The first to seventh bending rollers 510 to 570 of the flange bending machine 500 are paired with two roller shafts, respectively, and the upper and lower flange portions in one side direction at both ends of the multilayer strip 111, respectively. Bend. At this time, the flange portions to be formed at both ends of the multilayer strip 111 are bent at a multi-step angle, and as a result, the bent angle becomes 90 ° or has a different angle size.

In FIG. 7A, a process of bending the multilayer strip 111 through the shapes of the first to seventh bending rollers 510, 511 to 570, and 571 illustrated in FIG. 6 will be described. As shown in FIG. 7A, the shapes of the first to seventh bending rollers 510, 511 to 570, and 571 may be confirmed through cross sections taken along the line A-A of FIG. 6 along the line G-G.

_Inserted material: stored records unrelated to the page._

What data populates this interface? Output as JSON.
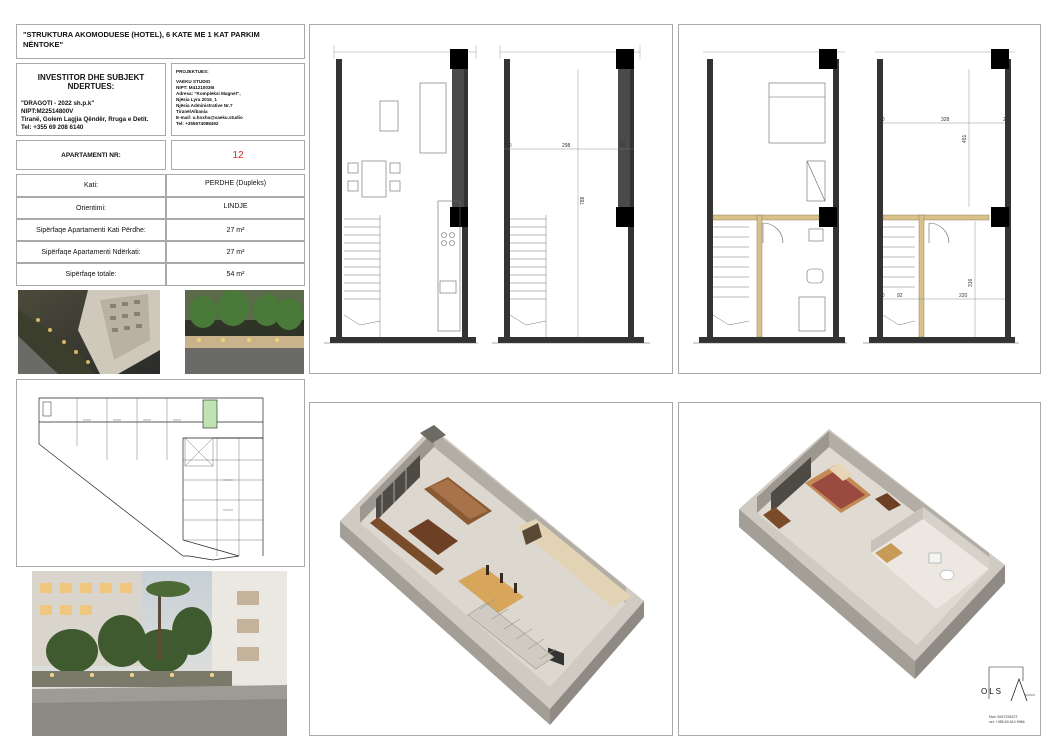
{
  "project_title": "\"STRUKTURA AKOMODUESE (HOTEL), 6 KATE ME 1 KAT PARKIM NËNTOKE\"",
  "investor": {
    "heading": "INVESTITOR DHE SUBJEKT NDERTUES:",
    "lines": [
      "\"DRAGOTI - 2022 sh.p.k\"",
      " NIPT:M22514800V",
      "Tiranë, Golem Lagjia Qëndër, Rruga e Detit.",
      "Tel: +355 69 208 6140"
    ]
  },
  "designer": {
    "heading": "PROJEKTUES:",
    "lines": [
      "VAEKU STUDIO",
      "NIPT: M41210036I",
      "Adresa: \"Kompleksi Magnet\",",
      "Njësia Lyra 2016_1",
      "Njësia Administrative Nr.7",
      "Tiranë/Albania",
      "E-mail: u.hoxha@vaeku.studio",
      "Tel: +355674088492"
    ]
  },
  "apartment": {
    "label": "APARTAMENTI NR:",
    "number": "12"
  },
  "rows": [
    {
      "label": "Kati:",
      "value": "PERDHE (Dupleks)"
    },
    {
      "label": "Orientimi:",
      "value": "LINDJE"
    },
    {
      "label": "Sipërfaqe Apartamenti Kati Përdhe:",
      "value": "27 m²"
    },
    {
      "label": "Sipërfaqe Apartamenti Ndërkati:",
      "value": "27 m²"
    },
    {
      "label": "Sipërfaqe totale:",
      "value": "54 m²"
    }
  ],
  "ground_plan_dims": {
    "width_total": "298",
    "side_a": "20",
    "side_b": "40",
    "height": "788"
  },
  "mezz_plan_dims": {
    "width": "328",
    "side_l": "20",
    "side_r": "20",
    "top_h": "451",
    "bottom_h": "316",
    "bot_w1": "92",
    "bot_w2": "220",
    "bot_side": "20"
  },
  "logo": {
    "text": "OLS",
    "note_1": "Nvd: 594722622T",
    "note_2": "cel: +355 69 614 9966"
  },
  "colors": {
    "frame": "#a9a9a9",
    "accent_red": "#e0261b",
    "wall": "#111111"
  }
}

For example, the pair of first bending rollers 510 and 511 are rotatably coupled to the upper plate 501 and the lower plate 502, respectively, and have a roller shaft and a rear side of the front side (left side in the drawing). In the right side). Each roller shaft has roller header portions 512 and 513 that are symmetrical to each other at the top and the bottom thereof. Here, the roller header parts 512 and 513 are screwed to the threads of the upper and lower roller shafts of the first bending rollers 510 and 511, respectively. In addition, a double nut 514 is provided on the upper and lower threads of the roller shaft of the first bending rollers 510 and 511, and the roller header portions 512 are moved by moving the roller header portions 512 and 513 in the axial direction. 513, it is possible to adjust the clearance (h) between.

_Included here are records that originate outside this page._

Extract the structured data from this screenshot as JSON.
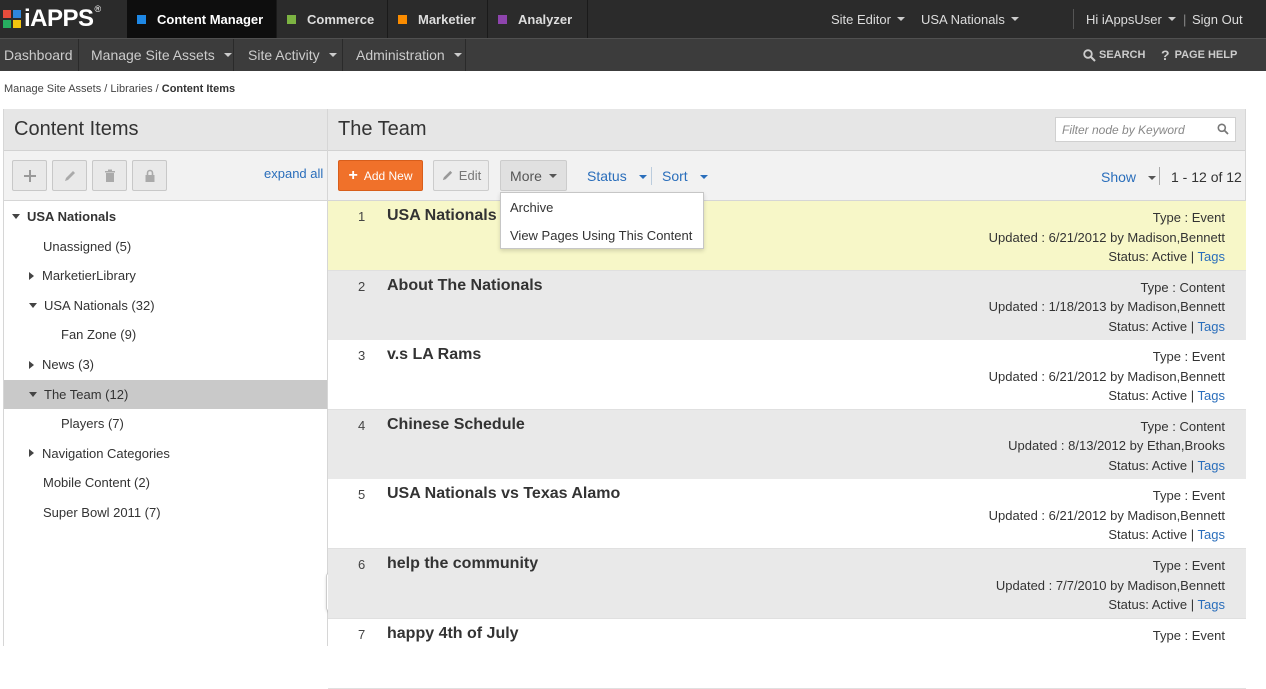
{
  "logo": {
    "text": "iAPPS",
    "reg": "®",
    "colors": [
      "#e74c3c",
      "#2e86de",
      "#27ae60",
      "#f1c40f"
    ]
  },
  "apps": [
    {
      "label": "Content Manager",
      "color": "#1e88e5",
      "active": true
    },
    {
      "label": "Commerce",
      "color": "#7cb342",
      "active": false
    },
    {
      "label": "Marketier",
      "color": "#fb8c00",
      "active": false
    },
    {
      "label": "Analyzer",
      "color": "#8e44ad",
      "active": false
    }
  ],
  "topright": {
    "site_editor": "Site Editor",
    "site": "USA Nationals",
    "user": "Hi iAppsUser",
    "signout": "Sign Out"
  },
  "nav": {
    "items": [
      "Dashboard",
      "Manage Site Assets",
      "Site Activity",
      "Administration"
    ],
    "search": "SEARCH",
    "help": "PAGE HELP"
  },
  "breadcrumb": {
    "part1": "Manage Site Assets /",
    "part2": "Libraries /",
    "current": "Content Items"
  },
  "left": {
    "title": "Content Items",
    "expand_all": "expand all",
    "tree": [
      {
        "label": "USA Nationals",
        "bold": true,
        "toggle": "down",
        "indent": 0
      },
      {
        "label": "Unassigned (5)",
        "toggle": "none",
        "indent": 1
      },
      {
        "label": "MarketierLibrary",
        "toggle": "right",
        "indent": 1
      },
      {
        "label": "USA Nationals (32)",
        "toggle": "down",
        "indent": 1
      },
      {
        "label": "Fan Zone (9)",
        "toggle": "none",
        "indent": 2
      },
      {
        "label": "News (3)",
        "toggle": "right",
        "indent": 1
      },
      {
        "label": "The Team (12)",
        "toggle": "down",
        "indent": 1,
        "selected": true
      },
      {
        "label": "Players (7)",
        "toggle": "none",
        "indent": 2
      },
      {
        "label": "Navigation Categories",
        "toggle": "right",
        "indent": 1
      },
      {
        "label": "Mobile Content (2)",
        "toggle": "none",
        "indent": 1
      },
      {
        "label": "Super Bowl 2011 (7)",
        "toggle": "none",
        "indent": 1
      }
    ]
  },
  "right": {
    "title": "The Team",
    "filter_placeholder": "Filter node by Keyword",
    "add_new": "Add New",
    "edit": "Edit",
    "more": "More",
    "status": "Status",
    "sort": "Sort",
    "show": "Show",
    "count": "1 - 12 of 12",
    "more_menu": [
      "Archive",
      "View Pages Using This Content"
    ],
    "rows": [
      {
        "num": "1",
        "title": "USA Nationals",
        "type": "Type : Event",
        "updated": "Updated : 6/21/2012 by Madison,Bennett",
        "status": "Status: Active |",
        "tags": "Tags",
        "style": "hl"
      },
      {
        "num": "2",
        "title": "About The Nationals",
        "type": "Type : Content",
        "updated": "Updated : 1/18/2013 by Madison,Bennett",
        "status": "Status: Active |",
        "tags": "Tags",
        "style": "gray"
      },
      {
        "num": "3",
        "title": "v.s LA Rams",
        "type": "Type : Event",
        "updated": "Updated : 6/21/2012 by Madison,Bennett",
        "status": "Status: Active |",
        "tags": "Tags",
        "style": "white"
      },
      {
        "num": "4",
        "title": "Chinese Schedule",
        "type": "Type : Content",
        "updated": "Updated : 8/13/2012 by Ethan,Brooks",
        "status": "Status: Active |",
        "tags": "Tags",
        "style": "gray"
      },
      {
        "num": "5",
        "title": "USA Nationals vs Texas Alamo",
        "type": "Type : Event",
        "updated": "Updated : 6/21/2012 by Madison,Bennett",
        "status": "Status: Active |",
        "tags": "Tags",
        "style": "white"
      },
      {
        "num": "6",
        "title": "help the community",
        "type": "Type : Event",
        "updated": "Updated : 7/7/2010 by Madison,Bennett",
        "status": "Status: Active |",
        "tags": "Tags",
        "style": "gray"
      },
      {
        "num": "7",
        "title": "happy 4th of July",
        "type": "Type : Event",
        "updated": "",
        "status": "",
        "tags": "",
        "style": "white"
      }
    ]
  }
}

In addition, the roller header portion 512 of the outer first bending roller 510 has a squeezing surface inclined inwardly in the axial center similar to the cone shape, and the roller header portion 513 of the inner first bending roller 511. Similarly to the countersunk head, it has a compressed surface that is inclined outward from the axis. Therefore, when the multilayer strip 111 enters between the first bending rollers 510 and 511, the roller header portions 512 and 513 have a pressing surface inclined inward of the shaft center and a pressing surface inclined outward of the shaft center. The upper and lower flange portions 112 and 113 are each bent at an angle of 30 ° based on the body portion of the multilayer strip 111.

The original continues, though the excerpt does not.